As fate would have it, the first-generation Tahoe took its place in the lineup even though it doesn’t appeal to the same customer pool. This succession explains the following rendering from our friends at Kolesa, which imagines the 2021 model year Tahoe with two doors and a short wheelbase.
A worthy successor of the K5 Blazer, the design study can be summed up as wishful thinking because General Motors is looking forward to an electrified future that may bring us a Corvette-styled SUV and a Camaro-like sports car. Another reason the K5 Blazer’s return is for naught comes in the guise of an electrical architecture with hellish encryption for the ECU.

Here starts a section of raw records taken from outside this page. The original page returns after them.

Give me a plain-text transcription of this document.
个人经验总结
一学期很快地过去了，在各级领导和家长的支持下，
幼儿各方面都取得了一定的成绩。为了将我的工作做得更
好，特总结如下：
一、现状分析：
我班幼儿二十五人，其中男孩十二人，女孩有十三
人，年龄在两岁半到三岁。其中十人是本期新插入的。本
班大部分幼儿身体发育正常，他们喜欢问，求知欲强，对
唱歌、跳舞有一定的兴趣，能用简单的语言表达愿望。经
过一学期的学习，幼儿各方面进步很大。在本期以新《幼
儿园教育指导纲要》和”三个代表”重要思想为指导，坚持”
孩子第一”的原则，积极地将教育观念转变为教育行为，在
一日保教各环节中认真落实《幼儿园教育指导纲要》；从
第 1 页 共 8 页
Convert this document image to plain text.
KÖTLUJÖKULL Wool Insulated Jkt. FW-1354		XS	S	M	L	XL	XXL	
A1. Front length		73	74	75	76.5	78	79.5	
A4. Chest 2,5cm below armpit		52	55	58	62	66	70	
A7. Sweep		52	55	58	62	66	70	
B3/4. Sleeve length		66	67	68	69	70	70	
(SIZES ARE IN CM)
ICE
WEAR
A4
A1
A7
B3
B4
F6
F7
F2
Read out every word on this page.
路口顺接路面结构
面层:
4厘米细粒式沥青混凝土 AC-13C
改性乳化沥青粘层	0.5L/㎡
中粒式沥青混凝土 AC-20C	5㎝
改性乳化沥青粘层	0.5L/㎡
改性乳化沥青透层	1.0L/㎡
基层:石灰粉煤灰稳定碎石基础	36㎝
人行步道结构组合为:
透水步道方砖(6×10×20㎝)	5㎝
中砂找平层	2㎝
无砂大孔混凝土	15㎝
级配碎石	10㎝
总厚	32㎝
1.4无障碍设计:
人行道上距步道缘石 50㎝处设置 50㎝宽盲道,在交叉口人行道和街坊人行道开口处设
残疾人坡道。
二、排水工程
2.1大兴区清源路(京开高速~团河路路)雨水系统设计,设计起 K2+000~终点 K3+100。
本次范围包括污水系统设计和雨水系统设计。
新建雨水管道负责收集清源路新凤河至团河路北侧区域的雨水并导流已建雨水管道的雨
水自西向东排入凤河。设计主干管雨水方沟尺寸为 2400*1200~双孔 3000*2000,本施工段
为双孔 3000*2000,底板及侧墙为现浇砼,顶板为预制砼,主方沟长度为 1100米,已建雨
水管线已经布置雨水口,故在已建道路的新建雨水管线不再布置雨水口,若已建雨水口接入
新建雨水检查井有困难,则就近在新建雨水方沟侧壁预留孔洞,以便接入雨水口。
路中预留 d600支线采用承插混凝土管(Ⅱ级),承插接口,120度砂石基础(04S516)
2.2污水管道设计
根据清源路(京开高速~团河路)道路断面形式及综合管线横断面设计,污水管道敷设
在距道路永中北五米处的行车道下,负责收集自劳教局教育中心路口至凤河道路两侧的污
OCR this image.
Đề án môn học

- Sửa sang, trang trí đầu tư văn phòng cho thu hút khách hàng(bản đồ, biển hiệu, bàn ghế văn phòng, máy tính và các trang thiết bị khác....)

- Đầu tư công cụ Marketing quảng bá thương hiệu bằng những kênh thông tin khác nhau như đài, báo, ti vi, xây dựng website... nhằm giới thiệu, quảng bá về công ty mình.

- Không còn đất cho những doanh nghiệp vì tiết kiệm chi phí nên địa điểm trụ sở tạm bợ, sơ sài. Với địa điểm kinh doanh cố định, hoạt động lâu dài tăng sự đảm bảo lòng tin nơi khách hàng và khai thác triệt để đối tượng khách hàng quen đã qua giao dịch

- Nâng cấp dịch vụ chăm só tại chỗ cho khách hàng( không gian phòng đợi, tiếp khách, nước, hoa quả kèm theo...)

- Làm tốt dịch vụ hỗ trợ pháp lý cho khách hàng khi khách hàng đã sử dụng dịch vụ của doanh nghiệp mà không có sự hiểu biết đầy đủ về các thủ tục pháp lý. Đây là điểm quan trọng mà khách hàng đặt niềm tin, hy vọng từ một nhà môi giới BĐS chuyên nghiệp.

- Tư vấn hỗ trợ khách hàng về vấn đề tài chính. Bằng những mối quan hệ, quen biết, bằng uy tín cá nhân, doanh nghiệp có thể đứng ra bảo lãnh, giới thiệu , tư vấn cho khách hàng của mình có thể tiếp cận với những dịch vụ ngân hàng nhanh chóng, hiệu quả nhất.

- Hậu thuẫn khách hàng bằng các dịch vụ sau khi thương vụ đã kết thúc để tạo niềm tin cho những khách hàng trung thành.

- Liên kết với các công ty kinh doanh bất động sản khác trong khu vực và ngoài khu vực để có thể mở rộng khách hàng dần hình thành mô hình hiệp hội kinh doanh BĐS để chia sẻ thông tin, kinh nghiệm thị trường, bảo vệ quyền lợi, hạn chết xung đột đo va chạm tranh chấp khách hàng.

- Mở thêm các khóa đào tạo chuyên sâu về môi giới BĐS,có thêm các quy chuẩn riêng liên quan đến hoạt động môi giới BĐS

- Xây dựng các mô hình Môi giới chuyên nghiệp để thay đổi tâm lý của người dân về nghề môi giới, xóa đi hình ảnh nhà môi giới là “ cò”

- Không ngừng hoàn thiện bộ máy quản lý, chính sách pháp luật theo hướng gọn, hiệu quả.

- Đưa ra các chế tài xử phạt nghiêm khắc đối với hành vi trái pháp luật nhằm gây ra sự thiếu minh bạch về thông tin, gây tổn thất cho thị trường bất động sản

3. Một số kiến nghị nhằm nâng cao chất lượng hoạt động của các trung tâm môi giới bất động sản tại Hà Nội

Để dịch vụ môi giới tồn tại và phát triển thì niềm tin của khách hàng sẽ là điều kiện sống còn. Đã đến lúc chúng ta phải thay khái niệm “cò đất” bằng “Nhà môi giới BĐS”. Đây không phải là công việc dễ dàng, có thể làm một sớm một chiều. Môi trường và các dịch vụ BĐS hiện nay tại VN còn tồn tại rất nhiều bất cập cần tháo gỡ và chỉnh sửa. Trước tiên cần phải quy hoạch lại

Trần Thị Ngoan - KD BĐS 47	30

The old-school Blazer is easy to service and modify thanks to its relative simplicity, but today's ECU-locked Tahoe limits the customer and aftermarket alike. Considering that Wranglers can be jacked up with 6.0-inch (152-mm) lift kits and Hellcat-swapped for the right price, I wouldn’t hold my breath for a commercially successful K5 if Chevrolet would make it happen.
Instead of the Cadillac XT5- and GMC Acadia-twinned crossover that Chevy calls Blazer, the K5 lives on a retromod. The K5 Tahoe from Flat Out Autos is the vehicle I’m referring to, based on the 2015 to 2020 model year Tahoe that doesn’t feature an uncrackable engine control unit.
Be warned, though, because it’s pretty darn expensive. Excluding the donor vehicle, each conversion starts at $69,950 for the labor, all the necessary parts and subassemblies, and a two-tone paint job of your liking.